At low temperature, the secondary structures of RNA stabilize, which should slow down (i) transcription elongation and (ii) ribosomal movement on RNA and thus translation. The Csps are transiently and dramatically induced in the acclimation phase upon cold shock. These presumably act as RNA chaperones (1, 9, 11, 23, 25) by destabilizing the secondary structures in RNA and thus facilitating transcription and translation. Increased levels of CspA homologues after cold shock may be important for compensating for higher stability of secondary structures in RNA at low temperatures (11). The RNA chaperone effect of CspA homologues is apparent in the present microarray analysis, as cold shock induction of a number of diverse genes was repressed by deletion of four csp genes. These may be the genes that need help to transcribe and translate efficiently at low temperature, possibly due to stabilization of secondary structures in their mRNAs, and the high level of Csps ensures their effective production.

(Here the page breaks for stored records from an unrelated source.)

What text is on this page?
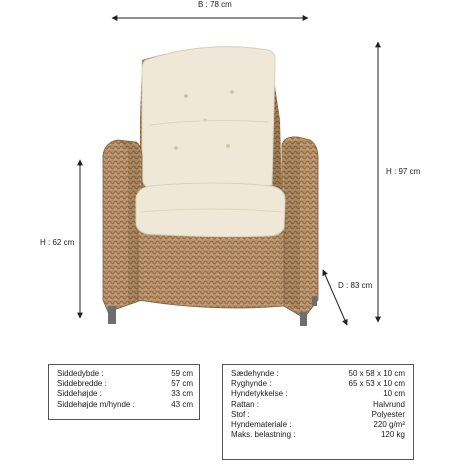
B : 78 cm
H : 97 cm
H : 62 cm
D : 83 cm
Siddedybde :	59 cm
Siddebredde :	57 cm
Siddehøjde :	33 cm
Siddehøjde m/hynde :	43 cm
Sædehynde :	50 x 58 x 10 cm
Ryghynde :	65 x 53 x 10 cm
Hyndetykkelse :	10 cm
Rattan :	Halvrund
Stof :	Polyester
Hyndemateriale :	220 g/m²
Maks. belastning :	120 kg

It is noteworthy that, except for the flagellar operon, deletion of four csp genes mainly affected genes that are transiently induced during acclimation phase. This emphasizes the need for the RNA chaperones immediately upon cold shock, and once the cells are acclimated to cold, their presence is no longer required. This is supported by the observations that cold shock induction of Csps is transient and the quadruple-deletion strain shows a prolonged lag period after cold shock. Further studies on the effect of Csps on the transcription and translation of genes, especially those encoding GroELS, maltose, the ribose operon, and flagellar proteins, should prove to be useful in this aspect.